QLabel* pixmapLabel;


and I try to specify the background color in the constructor of my class in the same file as my main() function:



pixmapLabel = new QLabel;
pixmapLabel->setStyleSheet("background-color: black");


These are the only differences from what you are suggesting. I wonder if these could make a difference? Unfortunately I have to use the pointer apprach in my program.

tommy
11th December 2007, 18:47
I did some more digging and got my problem solved this way:



QPalette Pal2(pixmapLabel->palette());
Pal2.setColor(QPalette::Window, Qt::black);
pixmapLabel->setAutoFillBackground(true);
pixmapLabel->setPalette(Pal2);


This code sets the background of my QLabel (pixmapLabel) to black as I wanted it. But this code doesn't work on layouts. I guess this is because layouts don't paint. However, sometimes you need to change the color of a layout even if it doesn't paint. How do you do that. For example: My layout consists of 2 sub-layouts (each with its own widgets etc). I want the top one to be red and bottom to be green. How do you do it?

wysota
11th December 2007, 19:51
But this code doesn't work on layouts.
Hmm?? There is no such thing as a color of a layout. Layouts don't have colours - it's like you wanted to change the colour of a tcp socket... If you want to change the colour of some area, you have to have a widget there.

tommy
11th December 2007, 20:24
Wysota,

So you say that if I want to have a large blue window with a small red button in the middle of it, it's going to be a difficult thing to do? I have to cover the empty area with some widgets to give it some color? I am really confused. What widgets do people use in that case? The window itself is gray, where does that color come from?

wysota
11th December 2007, 20:38
So you say that if I want to have a large blue window with a small red button in the middle of it, it's going to be a difficult thing to do?
No, you just need to make sure there is a widget in that area that is to become blue.

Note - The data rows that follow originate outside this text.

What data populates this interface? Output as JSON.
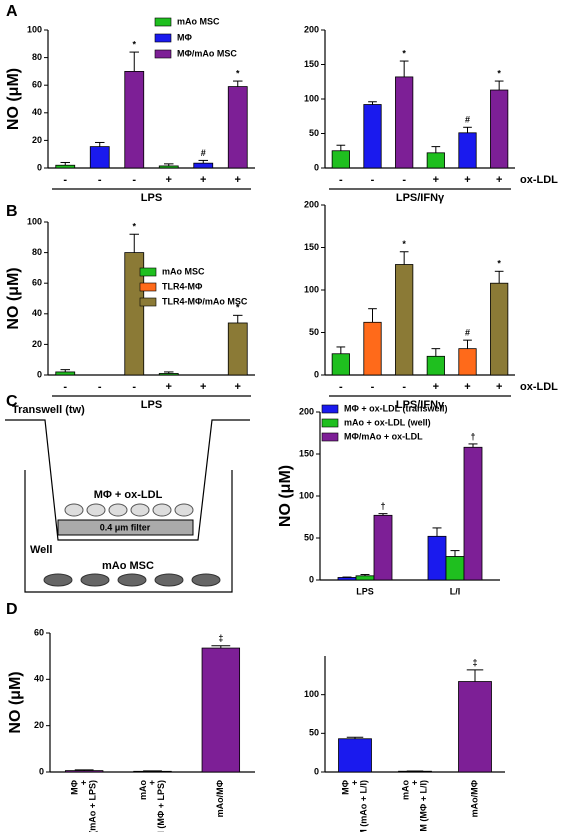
{
  "panel_labels": [
    "A",
    "B",
    "C",
    "D"
  ],
  "diagram": {
    "title": "Transwell (tw)",
    "insert_label": "MΦ + ox-LDL",
    "filter_label": "0.4 μm filter",
    "well_label": "Well",
    "bottom_label": "mAo MSC"
  },
  "chart_data": [
    {
      "type": "bar",
      "ylabel": "NO (μM)",
      "ylim": [
        0,
        100
      ],
      "yticks": [
        0,
        20,
        40,
        60,
        80,
        100
      ],
      "categories": [
        "-",
        "-",
        "-",
        "+",
        "+",
        "+"
      ],
      "group_label": "LPS",
      "series": [
        {
          "name": "mAo MSC",
          "color": "#1fbf1f",
          "values": [
            2,
            null,
            null,
            1.5,
            null,
            null
          ],
          "errors": [
            2,
            null,
            null,
            1.5,
            null,
            null
          ],
          "significance": [
            null,
            null,
            null,
            null,
            null,
            null
          ]
        },
        {
          "name": "MΦ",
          "color": "#1a1aee",
          "values": [
            null,
            15.5,
            null,
            null,
            3.5,
            null
          ],
          "errors": [
            null,
            3,
            null,
            null,
            2,
            null
          ],
          "significance": [
            null,
            null,
            null,
            null,
            "#",
            null
          ]
        },
        {
          "name": "MΦ/mAo MSC",
          "color": "#7d1f96",
          "values": [
            null,
            null,
            70,
            null,
            null,
            59
          ],
          "errors": [
            null,
            null,
            14,
            null,
            null,
            4
          ],
          "significance": [
            null,
            null,
            "*",
            null,
            null,
            "*"
          ]
        }
      ]
    },
    {
      "type": "bar",
      "ylim": [
        0,
        200
      ],
      "yticks": [
        0,
        50,
        100,
        150,
        200
      ],
      "categories": [
        "-",
        "-",
        "-",
        "+",
        "+",
        "+"
      ],
      "row_label": "ox-LDL",
      "group_label": "LPS/IFNγ",
      "values": [
        25,
        92,
        132,
        22,
        51,
        113
      ],
      "errors": [
        8,
        4,
        23,
        9,
        8,
        13
      ],
      "colors": [
        "#1fbf1f",
        "#1a1aee",
        "#7d1f96",
        "#1fbf1f",
        "#1a1aee",
        "#7d1f96"
      ],
      "significance": [
        null,
        null,
        "*",
        null,
        "#",
        "*"
      ]
    },
    {
      "type": "bar",
      "ylabel": "NO (μM)",
      "ylim": [
        0,
        100
      ],
      "yticks": [
        0,
        20,
        40,
        60,
        80,
        100
      ],
      "categories": [
        "-",
        "-",
        "-",
        "+",
        "+",
        "+"
      ],
      "group_label": "LPS",
      "series": [
        {
          "name": "mAo MSC",
          "color": "#1fbf1f",
          "values": [
            2,
            null,
            null,
            1,
            null,
            null
          ],
          "errors": [
            1.5,
            null,
            null,
            1,
            null,
            null
          ],
          "significance": [
            null,
            null,
            null,
            null,
            null,
            null
          ]
        },
        {
          "name": "TLR4-MΦ",
          "color": "#ff6a1a",
          "values": [
            null,
            0,
            null,
            null,
            0,
            null
          ],
          "errors": [
            null,
            null,
            null,
            null,
            null,
            null
          ],
          "significance": [
            null,
            null,
            null,
            null,
            null,
            null
          ]
        },
        {
          "name": "TLR4-MΦ/mAo MSC",
          "color": "#8b7a36",
          "values": [
            null,
            null,
            80,
            null,
            null,
            34
          ],
          "errors": [
            null,
            null,
            12,
            null,
            null,
            5
          ],
          "significance": [
            null,
            null,
            "*",
            null,
            null,
            "*"
          ]
        }
      ]
    },
    {
      "type": "bar",
      "ylim": [
        0,
        200
      ],
      "yticks": [
        0,
        50,
        100,
        150,
        200
      ],
      "categories": [
        "-",
        "-",
        "-",
        "+",
        "+",
        "+"
      ],
      "row_label": "ox-LDL",
      "group_label": "LPS/IFNγ",
      "values": [
        25,
        62,
        130,
        22,
        31,
        108
      ],
      "errors": [
        8,
        16,
        15,
        9,
        10,
        14
      ],
      "colors": [
        "#1fbf1f",
        "#ff6a1a",
        "#8b7a36",
        "#1fbf1f",
        "#ff6a1a",
        "#8b7a36"
      ],
      "significance": [
        null,
        null,
        "*",
        null,
        "#",
        "*"
      ]
    },
    {
      "type": "bar",
      "ylabel": "NO (μM)",
      "ylim": [
        0,
        200
      ],
      "yticks": [
        0,
        50,
        100,
        150,
        200
      ],
      "categories": [
        "LPS",
        "L/I"
      ],
      "series": [
        {
          "name": "MΦ + ox-LDL (transwell)",
          "color": "#1a1aee",
          "values": [
            3,
            52
          ],
          "errors": [
            0.5,
            10
          ],
          "significance": [
            null,
            null
          ]
        },
        {
          "name": "mAo + ox-LDL (well)",
          "color": "#1fbf1f",
          "values": [
            5,
            28
          ],
          "errors": [
            1.5,
            7
          ],
          "significance": [
            null,
            null
          ]
        },
        {
          "name": "MΦ/mAo + ox-LDL",
          "color": "#7d1f96",
          "values": [
            77,
            158
          ],
          "errors": [
            2,
            4
          ],
          "significance": [
            "†",
            "†"
          ]
        }
      ]
    },
    {
      "type": "bar",
      "ylabel": "NO (μM)",
      "ylim": [
        0,
        60
      ],
      "yticks": [
        0,
        20,
        40,
        60
      ],
      "categories": [
        [
          "MΦ",
          "+",
          "CM (mAo + LPS)"
        ],
        [
          "mAo",
          "+",
          "CM (MΦ + LPS)"
        ],
        [
          "mAo/MΦ"
        ]
      ],
      "values": [
        0.6,
        0.3,
        53.5
      ],
      "errors": [
        0.3,
        0.2,
        1
      ],
      "colors": [
        "#7d1f96",
        "#7d1f96",
        "#7d1f96"
      ],
      "significance": [
        null,
        null,
        "‡"
      ]
    },
    {
      "type": "bar",
      "ylim": [
        0,
        150
      ],
      "yticks": [
        0,
        50,
        100
      ],
      "categories": [
        [
          "MΦ",
          "+",
          "CM (mAo + L/I)"
        ],
        [
          "mAo",
          "+",
          "CM (MΦ + L/I)"
        ],
        [
          "mAo/MΦ"
        ]
      ],
      "values": [
        43,
        1,
        117
      ],
      "errors": [
        2,
        0.3,
        15
      ],
      "colors": [
        "#1a1aee",
        "#7d1f96",
        "#7d1f96"
      ],
      "significance": [
        null,
        null,
        "‡"
      ]
    }
  ]
}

What widgets do people use in that case?
People don't usually have such demands, but you can use QWidget.


The window itself is gray, where does that color come from?
QPalette::Window colour role (see QPalette::ColorRole).

tommy
11th December 2007, 21:12
So just an imaginary widget will do? Like for example a QRect that has the dimentions of the window and is sitting underneath the other widgets somehow?

wysota
11th December 2007, 21:15
Not imaginary. A real QWidget with its own layout, etc. A widget - QRect is not a widget.

If you have a widget that contains a layout that contains another layout (for example a horizontal box layout containing a vertical box layout) you need to put a widget between those two layouts - set the vertical one as the new widget's layout and add the widget to the horizontal layout. Then you'll be able to change the colour of the area covered by that new widget.